Ein Mädchen sitzt einsam mit seinem roten Roller in einer grauen Stadt. Alle (roten) Spielideen werden von ihrer sepiafarbenen Umwelt ignoriert. Schaut man sich in ihrem Zimmer um, ahnt man, dass sie von Abenteuern und der weiten Welt träumt: eine Weltkarte, die mit Segelschiffchen bedruckte Bettwäsche, der Ballonlampenschirm deuten darauf hin. Glücklicherweise liegt ein Stück rote Kreide auf dem Fußboden. Das Mädchen zeichnet damit eine Tür an die Wand und öffnet diese. Dahinter wartet eine farbige Welt: ein lichter grüner Wald, durch den sich ein Bach schlängelt und in dessen Zweigen Lichterketten und asiatische Lampions hängen. Wieder hilft dem Mädchen die rote Kreide, sich in dieser Welt fortzubewegen. Am Bootssteg zeichnet sie sich ein Boot, das sie in eine große Stadt mit phantastischen Wasserstraßen bringt. Als eine dieser Wasserstraßen endet und zum Wasserfall wird, zeichnet sich das Mädchen einen roten Ballon und schwebt durch die vielfältig befahrenen Lüfte. Als sie einen gefangenen lilafarbenen Vogel entdeckt, beginnt ein Abenteuer, das an einer lilafarbenen Tür endet. Diese führt zurück in ihre sepiafarbene Heimat. Doch wer irgendwohin aufbricht, kommt bereichert zurück!

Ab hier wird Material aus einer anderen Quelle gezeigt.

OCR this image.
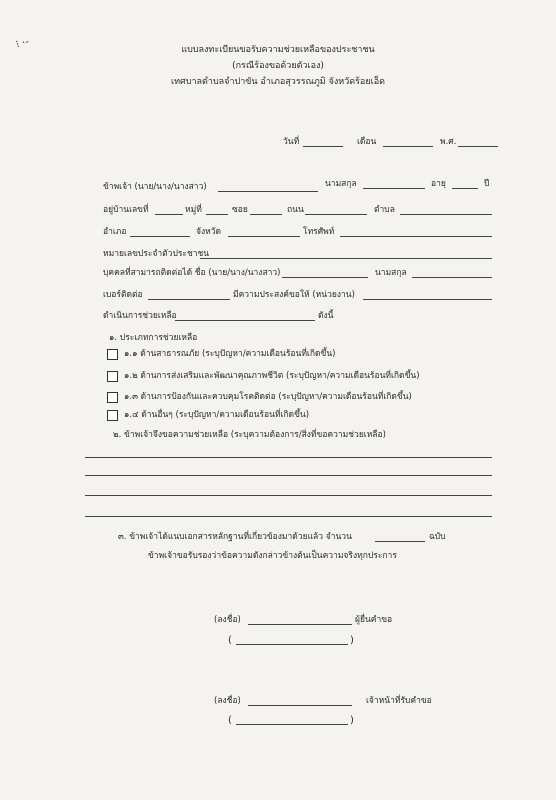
⁝ ·-	แบบลงทะเบียนขอรับความช่วยเหลือของประชาชน
(กรณีร้องขอด้วยตัวเอง)
เทศบาลตำบลจำปาขัน อำเภอสุวรรณภูมิ จังหวัดร้อยเอ็ด
วันที่	เดือน	พ.ศ.
ข้าพเจ้า (นาย/นาง/นางสาว)	นามสกุล	อายุ	ปี
อยู่บ้านเลขที่	หมู่ที่	ซอย	ถนน	ตำบล
อำเภอ	จังหวัด	โทรศัพท์
หมายเลขประจำตัวประชาชน
บุคคลที่สามารถติดต่อได้ ชื่อ (นาย/นาง/นางสาว)	นามสกุล
เบอร์ติดต่อ	มีความประสงค์ขอให้ (หน่วยงาน)
ดำเนินการช่วยเหลือ	ดังนี้
๑. ประเภทการช่วยเหลือ
๑.๑ ด้านสาธารณภัย (ระบุปัญหา/ความเดือนร้อนที่เกิดขึ้น)
๑.๒ ด้านการส่งเสริมและพัฒนาคุณภาพชีวิต (ระบุปัญหา/ความเดือนร้อนที่เกิดขึ้น)
๑.๓ ด้านการป้องกันและควบคุมโรคติดต่อ (ระบุปัญหา/ความเดือนร้อนที่เกิดขึ้น)
๑.๔ ด้านอื่นๆ (ระบุปัญหา/ความเดือนร้อนที่เกิดขึ้น)
๒. ข้าพเจ้าจึงขอความช่วยเหลือ (ระบุความต้องการ/สิ่งที่ขอความช่วยเหลือ)
๓. ข้าพเจ้าได้แนบเอกสารหลักฐานที่เกี่ยวข้องมาด้วยแล้ว จำนวน	ฉบับ
ข้าพเจ้าขอรับรองว่าข้อความดังกล่าวข้างต้นเป็นความจริงทุกประการ
(ลงชื่อ)	ผู้ยื่นคำขอ
(	)
(ลงชื่อ)	เจ้าหน้าที่รับคำขอ
(	)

Aaron Becker schafft es, in seinem detailreichen Bilderbuch mittels eines bekannten Motivs – der Tür – eine große Geschichte zu erzählen. Das mutige Mädchen wird am Ende einen neuen Freund gefunden haben und um Erfahrungen reicher sein. So abwechslungsreich die Erlebnisse des Mädchens sind, so vielfältig erzählt Becker in ständigen Wechseln: Perspektiven wechseln, farbkräftige Aquarelle und grau-in-grau-getönte Seiten, Begrenztheit des Zimmer und die Weiten phantastischer Abenteuerwelten. Dazu kommen Seiten mit jeweils drei kleinen Zeichnungen auf weißem Untergrund, die Handlungsverläufe verdeutlichen. Für das Ende der Geschichte hat sich der Künstler etwas Besonderes einfallen lassen, was sich jedoch nur durch genaues Betrachten rückblickend erschließt.

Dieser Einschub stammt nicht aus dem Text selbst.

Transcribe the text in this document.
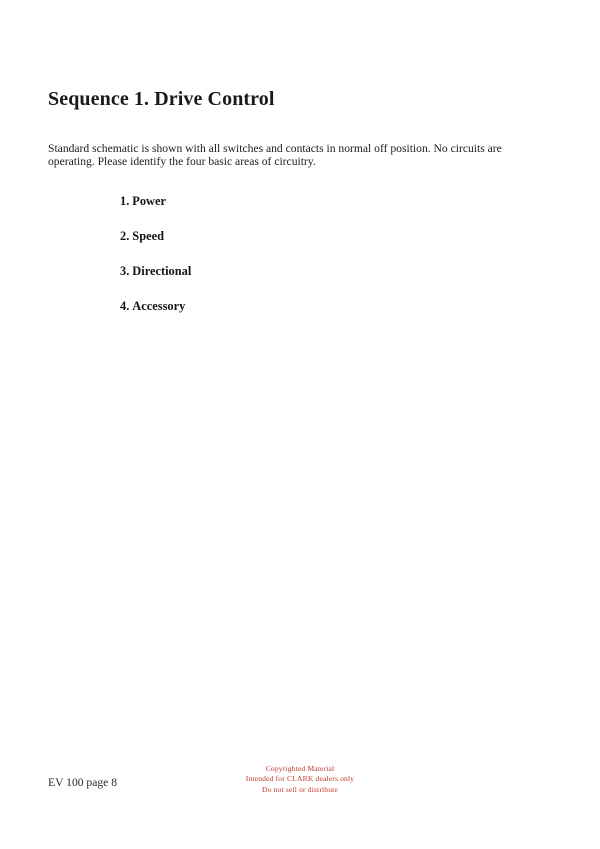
Sequence 1. Drive Control

Standard schematic is shown with all switches and contacts in normal off position. No circuits are operating. Please identify the four basic areas of circuitry.

1. Power
2. Speed
3. Directional
4. Accessory
EV 100 page 8
Copyrighted Material
Intended for CLARK dealers only
Do not sell or distribute
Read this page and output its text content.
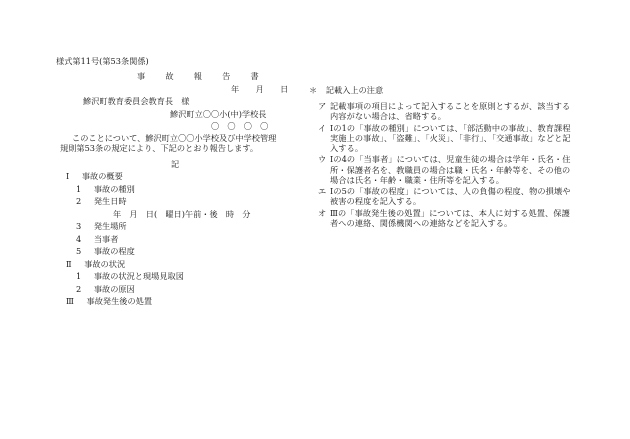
様式第11号(第53条関係)
事　故　報　告　書
年　　月　　日
鰺沢町教育委員会教育長　様
鰺沢町立〇〇小(中)学校長
〇　〇　〇　〇

このことについて、鰺沢町立〇〇小学校及び中学校管理

規則第53条の規定により、下記のとおり報告します。

記
Ⅰ 事故の概要
1 事故の種別
2 発生日時
年　月　日(　曜日)午前・後　時　分
3 発生場所
4 当事者
5 事故の程度
Ⅱ 事故の状況
1 事故の状況と現場見取図
2 事故の原因
Ⅲ 事故発生後の処置
＊ 記載入上の注意
ア 記載事項の項目によって記入することを原則とするが、該当する内容がない場合は、省略する。
イ Ⅰの1の「事故の種別」については、「部活動中の事故」、教育課程実施上の事故」、「盗難」、「火災」、「非行」、「交通事故」などと記入する。
ウ Ⅰの4の「当事者」については、児童生徒の場合は学年・氏名・住所・保護者名を、教職員の場合は職・氏名・年齢等を、その他の場合は氏名・年齢・職業・住所等を記入する。
エ Ⅰの5の「事故の程度」については、人の負傷の程度、物の損壊や被害の程度を記入する。
オ Ⅲの「事故発生後の処置」については、本人に対する処置、保護者への連絡、関係機関への連絡などを記入する。
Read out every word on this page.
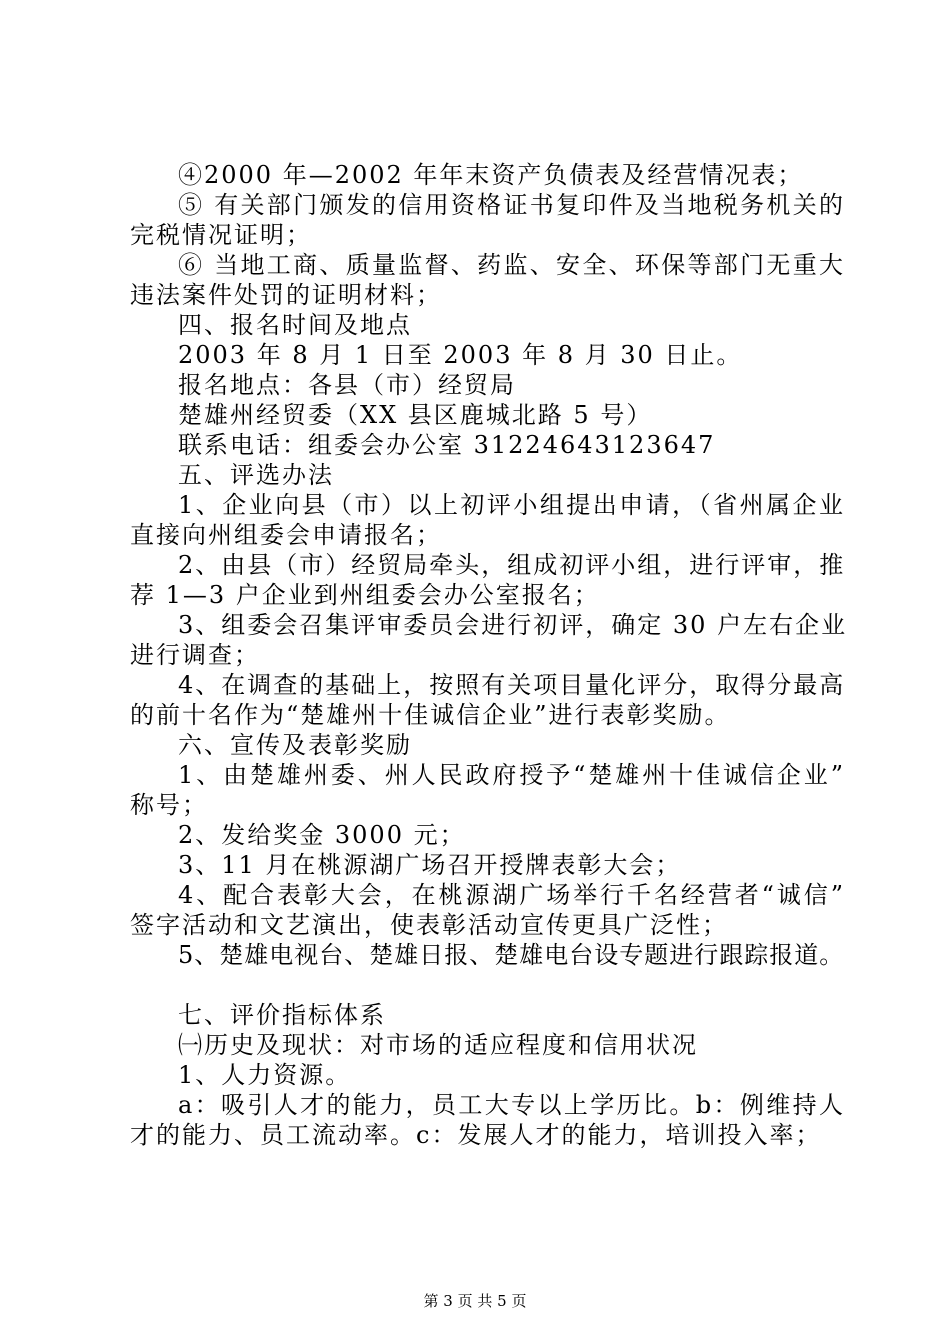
④2000 年—2002 年年末资产负债表及经营情况表；
⑤ 有关部门颁发的信用资格证书复印件及当地税务机关的
完税情况证明；
⑥ 当地工商、质量监督、药监、安全、环保等部门无重大
违法案件处罚的证明材料；
四、报名时间及地点
2003 年 8 月 1 日至 2003 年 8 月 30 日止。
报名地点：各县（市）经贸局
楚雄州经贸委（XX 县区鹿城北路 5 号）
联系电话：组委会办公室 31224643123647
五、评选办法
1、企业向县（市）以上初评小组提出申请，（省州属企业
直接向州组委会申请报名；
2、由县（市）经贸局牵头，组成初评小组，进行评审，推
荐 1—3 户企业到州组委会办公室报名；
3、组委会召集评审委员会进行初评，确定 30 户左右企业
进行调查；
4、在调查的基础上，按照有关项目量化评分，取得分最高
的前十名作为“楚雄州十佳诚信企业”进行表彰奖励。
六、宣传及表彰奖励
1、由楚雄州委、州人民政府授予“楚雄州十佳诚信企业”
称号；
2、发给奖金 3000 元；
3、11 月在桃源湖广场召开授牌表彰大会；
4、配合表彰大会，在桃源湖广场举行千名经营者“诚信”
签字活动和文艺演出，使表彰活动宣传更具广泛性；
5、楚雄电视台、楚雄日报、楚雄电台设专题进行跟踪报道。
七、评价指标体系
㈠历史及现状：对市场的适应程度和信用状况
1、人力资源。
a：吸引人才的能力，员工大专以上学历比。b：例维持人
才的能力、员工流动率。c：发展人才的能力，培训投入率；
第 3 页 共 5 页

Denn die doppelseitige Illustration der Impressum-Seite offenbart, dass es bereits am Anfang der Geschichte jemanden gibt, der vor genau der Tür wartet, die das Mädchen am Ende seiner Reise öffnet. Wunderbar sind die Geschichten beider Kinder miteinander verknüpft. Fortan zeichnen sich die beiden Gleichgesinnten gemeinsam (durch) ihre Welt …
Das textlose Bilderbuch lädt zum Erzählen ein, vor allem aber zum Erfinden der Komplementärgeschichte des Jungen: Warum wartet er vor der Tür und wie geriet sein Vogel in Gefangenschaft?